Before I can say another word, the cashier rummages around behind the counter, eventually producing a rubber ball attached to a wooden paddle.

“Here,” he says, beaming with pride, “your ugly twenty-dollar bill can buy this.”

It’s all I can do to stare at the man in stupefied confusion. How can he think that a paddle ball would be an apt substitution for the book I want? I didn’t just grab the book on a whim because I thought it might look good on my shelf. I chose that book because I read the back of the cover, flipped through the pages, and came to the conclusion that the book might do me good. How can a paddle ball even compare?

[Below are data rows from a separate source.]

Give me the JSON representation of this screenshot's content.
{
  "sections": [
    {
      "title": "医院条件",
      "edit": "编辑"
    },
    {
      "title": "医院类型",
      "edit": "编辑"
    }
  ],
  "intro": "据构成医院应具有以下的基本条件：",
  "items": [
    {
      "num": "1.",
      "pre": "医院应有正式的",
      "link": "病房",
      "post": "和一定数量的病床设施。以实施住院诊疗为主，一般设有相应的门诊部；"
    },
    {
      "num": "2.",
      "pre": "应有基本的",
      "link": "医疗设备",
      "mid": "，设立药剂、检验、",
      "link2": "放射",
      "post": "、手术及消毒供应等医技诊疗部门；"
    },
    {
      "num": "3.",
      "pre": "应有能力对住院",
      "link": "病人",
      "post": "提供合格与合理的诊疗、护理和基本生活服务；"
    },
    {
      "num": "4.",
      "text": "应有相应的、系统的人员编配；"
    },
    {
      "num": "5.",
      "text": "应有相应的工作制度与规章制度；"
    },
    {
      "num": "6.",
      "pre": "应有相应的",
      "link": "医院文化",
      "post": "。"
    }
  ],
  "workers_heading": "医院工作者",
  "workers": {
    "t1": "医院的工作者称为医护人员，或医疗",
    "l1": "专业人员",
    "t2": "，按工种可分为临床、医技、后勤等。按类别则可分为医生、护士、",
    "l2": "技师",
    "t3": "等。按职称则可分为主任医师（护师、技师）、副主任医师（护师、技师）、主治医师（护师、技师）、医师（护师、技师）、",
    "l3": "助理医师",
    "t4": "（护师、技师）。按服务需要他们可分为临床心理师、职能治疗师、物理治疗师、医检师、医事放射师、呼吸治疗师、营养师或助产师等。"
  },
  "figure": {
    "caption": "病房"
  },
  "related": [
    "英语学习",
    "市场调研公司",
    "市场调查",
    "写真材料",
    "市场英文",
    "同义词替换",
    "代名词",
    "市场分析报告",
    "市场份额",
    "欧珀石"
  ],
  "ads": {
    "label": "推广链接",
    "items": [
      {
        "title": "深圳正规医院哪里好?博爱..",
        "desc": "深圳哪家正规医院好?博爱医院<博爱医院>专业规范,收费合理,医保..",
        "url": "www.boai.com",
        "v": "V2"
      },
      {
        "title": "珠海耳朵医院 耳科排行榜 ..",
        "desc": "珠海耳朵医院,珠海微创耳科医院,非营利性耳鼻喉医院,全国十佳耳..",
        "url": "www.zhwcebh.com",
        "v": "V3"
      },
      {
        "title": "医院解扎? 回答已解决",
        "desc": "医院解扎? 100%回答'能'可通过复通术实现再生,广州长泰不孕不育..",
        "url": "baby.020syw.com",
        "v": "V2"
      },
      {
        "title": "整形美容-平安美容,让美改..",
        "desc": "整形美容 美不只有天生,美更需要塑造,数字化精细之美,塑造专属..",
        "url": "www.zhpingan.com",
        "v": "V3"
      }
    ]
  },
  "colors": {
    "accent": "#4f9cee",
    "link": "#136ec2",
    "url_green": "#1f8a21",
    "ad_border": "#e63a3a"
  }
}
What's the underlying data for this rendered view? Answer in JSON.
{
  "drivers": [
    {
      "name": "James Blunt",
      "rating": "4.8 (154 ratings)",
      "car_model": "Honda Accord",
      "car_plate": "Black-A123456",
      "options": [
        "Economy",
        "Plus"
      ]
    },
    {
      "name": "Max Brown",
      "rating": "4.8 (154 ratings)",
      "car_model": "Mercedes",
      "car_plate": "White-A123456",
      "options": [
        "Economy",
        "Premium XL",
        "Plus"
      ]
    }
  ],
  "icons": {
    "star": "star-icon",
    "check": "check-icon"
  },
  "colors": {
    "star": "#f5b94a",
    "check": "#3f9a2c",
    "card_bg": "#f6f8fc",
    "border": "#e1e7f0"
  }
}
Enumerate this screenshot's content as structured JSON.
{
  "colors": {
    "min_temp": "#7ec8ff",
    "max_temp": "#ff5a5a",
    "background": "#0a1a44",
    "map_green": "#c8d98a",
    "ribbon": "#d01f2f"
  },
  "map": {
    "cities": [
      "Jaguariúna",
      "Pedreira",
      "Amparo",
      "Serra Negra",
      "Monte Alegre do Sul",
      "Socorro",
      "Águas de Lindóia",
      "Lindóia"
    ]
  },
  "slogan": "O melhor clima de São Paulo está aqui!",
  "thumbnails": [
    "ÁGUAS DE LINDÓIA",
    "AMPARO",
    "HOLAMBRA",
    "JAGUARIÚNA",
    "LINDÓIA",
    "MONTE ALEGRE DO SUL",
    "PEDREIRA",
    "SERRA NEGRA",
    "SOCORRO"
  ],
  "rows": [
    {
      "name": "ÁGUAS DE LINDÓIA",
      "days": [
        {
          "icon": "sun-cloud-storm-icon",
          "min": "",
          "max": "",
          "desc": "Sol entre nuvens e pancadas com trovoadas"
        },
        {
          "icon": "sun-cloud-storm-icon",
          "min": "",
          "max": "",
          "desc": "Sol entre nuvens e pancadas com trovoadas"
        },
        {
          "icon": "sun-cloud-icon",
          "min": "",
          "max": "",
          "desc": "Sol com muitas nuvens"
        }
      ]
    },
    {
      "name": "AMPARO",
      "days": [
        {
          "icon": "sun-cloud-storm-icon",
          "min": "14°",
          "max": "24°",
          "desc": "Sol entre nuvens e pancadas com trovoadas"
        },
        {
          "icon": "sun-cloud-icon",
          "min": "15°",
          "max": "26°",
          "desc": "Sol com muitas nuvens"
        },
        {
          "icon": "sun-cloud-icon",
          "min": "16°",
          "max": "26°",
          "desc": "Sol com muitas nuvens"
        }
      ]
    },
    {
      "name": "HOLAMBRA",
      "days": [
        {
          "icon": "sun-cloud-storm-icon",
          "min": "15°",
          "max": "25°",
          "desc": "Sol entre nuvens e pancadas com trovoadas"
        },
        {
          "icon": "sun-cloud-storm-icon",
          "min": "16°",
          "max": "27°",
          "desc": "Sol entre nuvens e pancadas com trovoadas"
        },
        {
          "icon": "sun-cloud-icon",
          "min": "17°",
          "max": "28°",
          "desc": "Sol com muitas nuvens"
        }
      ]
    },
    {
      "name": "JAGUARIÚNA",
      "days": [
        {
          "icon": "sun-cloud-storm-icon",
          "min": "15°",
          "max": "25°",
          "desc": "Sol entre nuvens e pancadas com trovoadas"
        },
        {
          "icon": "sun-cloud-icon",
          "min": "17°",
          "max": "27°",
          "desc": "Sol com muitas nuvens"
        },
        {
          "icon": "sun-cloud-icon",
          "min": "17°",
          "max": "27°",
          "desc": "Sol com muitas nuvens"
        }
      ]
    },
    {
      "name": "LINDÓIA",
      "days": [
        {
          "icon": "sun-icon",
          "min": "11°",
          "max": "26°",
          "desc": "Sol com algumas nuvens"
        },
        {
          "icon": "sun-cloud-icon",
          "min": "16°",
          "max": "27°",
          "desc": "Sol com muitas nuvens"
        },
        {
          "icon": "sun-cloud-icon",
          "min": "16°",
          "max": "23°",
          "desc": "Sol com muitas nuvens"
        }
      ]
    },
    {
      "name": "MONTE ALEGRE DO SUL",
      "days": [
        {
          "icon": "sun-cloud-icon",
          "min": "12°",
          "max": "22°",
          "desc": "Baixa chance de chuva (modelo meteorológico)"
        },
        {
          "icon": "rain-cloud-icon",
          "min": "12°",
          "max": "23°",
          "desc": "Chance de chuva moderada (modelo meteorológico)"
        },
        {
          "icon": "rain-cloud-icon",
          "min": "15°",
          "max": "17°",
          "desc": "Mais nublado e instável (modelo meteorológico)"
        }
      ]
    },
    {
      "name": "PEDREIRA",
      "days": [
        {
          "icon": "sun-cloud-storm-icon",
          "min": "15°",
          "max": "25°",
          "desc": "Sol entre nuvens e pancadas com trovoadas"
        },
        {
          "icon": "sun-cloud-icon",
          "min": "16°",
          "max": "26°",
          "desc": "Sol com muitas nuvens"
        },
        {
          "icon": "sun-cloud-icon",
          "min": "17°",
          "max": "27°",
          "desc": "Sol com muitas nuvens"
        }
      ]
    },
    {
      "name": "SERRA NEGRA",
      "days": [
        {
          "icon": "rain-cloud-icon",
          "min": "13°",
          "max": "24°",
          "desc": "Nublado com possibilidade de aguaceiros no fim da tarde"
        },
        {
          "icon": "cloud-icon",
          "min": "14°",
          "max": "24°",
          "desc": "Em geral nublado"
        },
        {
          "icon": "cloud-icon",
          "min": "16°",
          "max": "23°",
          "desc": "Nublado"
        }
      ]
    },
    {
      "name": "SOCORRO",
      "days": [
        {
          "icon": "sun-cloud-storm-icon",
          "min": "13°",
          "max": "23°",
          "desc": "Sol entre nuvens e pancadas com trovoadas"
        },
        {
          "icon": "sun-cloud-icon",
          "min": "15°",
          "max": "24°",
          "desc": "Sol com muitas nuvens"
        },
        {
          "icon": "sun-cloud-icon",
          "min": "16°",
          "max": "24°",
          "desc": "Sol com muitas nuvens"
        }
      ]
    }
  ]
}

“Just out of curiosity,” I finally say, “how much would that cost if I had a clean, crisp bill?”

“One dollar,” he answers.

And that’s the point where I just get mad. How can this cashier think that a crisp one-dollar bill was worth as much as my battered twenty-dollar bill? Doesn’t he know that I could go to any bank in the country and easily get that ragged bill exchanged for a new one?

And for one, brief moment, I almost want to do just that. I want to leave the store and come back with exactly what he thinks he wants, just to show him that I can.

But then I regain my senses, and I realize how childish I’m being. I don’t need to take this! I earned that twenty dollars with my own sweat and tears, dime by dime, and there is no way that I’m going to hand it over for something I could get at the fair for free.  I know what it’s worth, even if this pompous idiot doesn’t. If I give him what he wants, isn’t that the same as saying that my bill is worthless?

So, instead, I walk out of the store.

There are other stores out there, and other cashiers who have at least a rudimentary understanding of how currency works. I’ll find one of those. Maybe they won’t have the same book, but at least they’ll take my money for what it’s worth. Maybe they’ll even have something I like better. I won’t know until I try.

And that, my Dear Reader, is kind of how I feel like the dating world is sometimes. Sometimes, you just want to stand on your soap box and tell the world that even though you may not look like much, and even though you have been battered and used, you're actually better for it. You're not a soldier who earned badges sitting behind a desk; you've been out there in the field and you have the scars and muscles to prove it.

If only other people saw it that way.

Oh, well. You and I, Dear Reader, know better than that. We know that we are too valuable to give away what is precious to us to those who don't understand our worth. Because, really, that would be self-betrayal, wouldn't it?

Regards, best wishes, and people who see the strength inside of you,

-Cecily Jane


Anonymous said...

I love your take on this. I couldn't agree more, and am very impressed that you have a tendency to want to tell those that question your worth that you have it. Especially since I, a woman in a similar situation as your lovely self, often have to remind myself of that fact when my crumpled $20 bill is sneered at. To remember that I'm still worth the full amount, and all that tattering just makes me a more interesting person with lots of experience with lots of different people. It's a difficult thing to remember sometimes, despite the fact that it's true.

In conclusion--way to have a healthy sense of self. :)

just a little bit mo said...

Jonathan and I were talking about your post the other night and how spot-on it is. I know the figurative amount of the money is irrelevant, nonetheless we had to agree that if everyone else is a twenty, then you are like a $1000 bill. Rare. And they just don't make 'em like you anymore.